Biden, at 81 the oldest president in
US history, was greeted by cheers, applause and music in the Rose Garden after
the address, as his staff had converged on the White House for a viewing party.
Trump was less kind, saying in a
post on his Truth Social platform that Biden's speech was "barely
understandable and sooo bad!"
After spending much of the campaign
attacking Biden as old and feeble, Trump, 78, now faces a younger candidate in
Harris, 59, the first Black woman and Asian American to serve as vice
president.
Energizing many Democrats as
potentially the first woman to take the White House, Harris quickly
consolidated the party behind her, as her campaign said it had raised 126
million dollars since Sunday, with 64 percent of donors making their first
contribution of the 2024 campaign.
With nobody stepping up to challenge
her for the nomination, she won the backing of party delegates on Monday, a day
after Biden's announcement.
The next highly anticipated
development will be Harris' choice of a vice presidential candidate to counter Trump's selection
of Ohio Senator J.D. Vance. Among the names being mentioned are Kentucky
Governor Andy Beshear and Transportation Secretary Pete Buttigieg.

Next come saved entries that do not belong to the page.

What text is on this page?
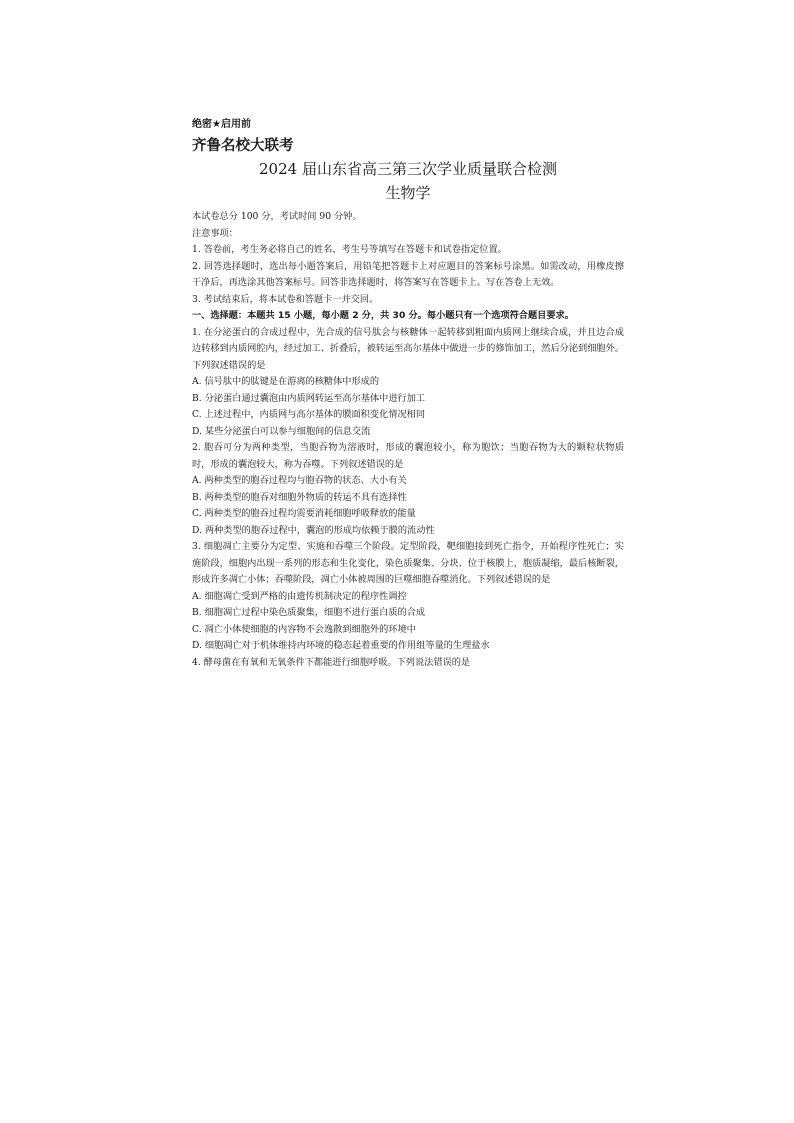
绝密★启用前
齐鲁名校大联考
2024 届山东省高三第三次学业质量联合检测
生物学
本试卷总分 100 分，考试时间 90 分钟。
注意事项：
1. 答卷前，考生务必将自己的姓名、考生号等填写在答题卡和试卷指定位置。
2. 回答选择题时，选出每小题答案后，用铅笔把答题卡上对应题目的答案标号涂黑。如需改动，用橡皮擦干净后，再选涂其他答案标号。回答非选择题时，将答案写在答题卡上。写在答卷上无效。
3. 考试结束后，将本试卷和答题卡一并交回。
一、选择题：本题共 15 小题，每小题 2 分，共 30 分。每小题只有一个选项符合题目要求。
1. 在分泌蛋白的合成过程中，先合成的信号肽会与核糖体一起转移到粗面内质网上继续合成，并且边合成边转移到内质网腔内，经过加工、折叠后，被转运至高尔基体中做进一步的修饰加工，然后分泌到细胞外。下列叙述错误的是
A. 信号肽中的肽键是在游离的核糖体中形成的
B. 分泌蛋白通过囊泡由内质网转运至高尔基体中进行加工
C. 上述过程中，内质网与高尔基体的膜面积变化情况相同
D. 某些分泌蛋白可以参与细胞间的信息交流
2. 胞吞可分为两种类型，当胞吞物为溶液时，形成的囊泡较小，称为胞饮；当胞吞物为大的颗粒状物质时，形成的囊泡较大，称为吞噬。下列叙述错误的是
A. 两种类型的胞吞过程均与胞吞物的状态、大小有关
B. 两种类型的胞吞对细胞外物质的转运不具有选择性
C. 两种类型的胞吞过程均需要消耗细胞呼吸释放的能量
D. 两种类型的胞吞过程中，囊泡的形成均依赖于膜的流动性
3. 细胞凋亡主要分为定型、实施和吞噬三个阶段。定型阶段，靶细胞接到死亡指令，开始程序性死亡；实施阶段，细胞内出现一系列的形态和生化变化，染色质聚集、分块、位于核膜上，胞质凝缩，最后核断裂，形成许多凋亡小体；吞噬阶段，凋亡小体被周围的巨噬细胞吞噬消化。下列叙述错误的是
A. 细胞凋亡受到严格的由遗传机制决定的程序性调控
B. 细胞凋亡过程中染色质聚集，细胞不进行蛋白质的合成
C. 凋亡小体使细胞的内容物不会逸散到细胞外的环境中
D. 细胞凋亡对于机体维持内环境的稳态起着重要的作用组等量的生理盐水
4. 酵母菌在有氧和无氧条件下都能进行细胞呼吸。下列说法错误的是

The Democratic National Committee's
rules committee agreed on Wednesday on a plan to formally nominate Harris as
soon as Aug. 1 - before the party's Aug. 19-22 convention in Chicago - with
Harris picking a running mate by Aug. 7.
Biden praised Harris as a strong
leader who would make an effective president.
"She's experienced, she's
tough, she's capable. She's been an incredible partner to me and a leader for
our country. Now the choice is up to you the American people," he said.
Trump tried to quash some of her
momentum in an aggressive speech at a campaign rally.
"I'm not gonna be nice!"
he told his cheering supporters in Charlotte, North Carolina, a battleground
state where voting preferences can swing to either side.
Harris on Tuesday showed her
willingness to throw a punch, contrasting her background as a prosecutor to his
record as a convicted felon.
"Do we want to live in a
country of freedom, compassion and rule of law, or a country of chaos, fear and
hate?," she asked during the speech in Milwaukee.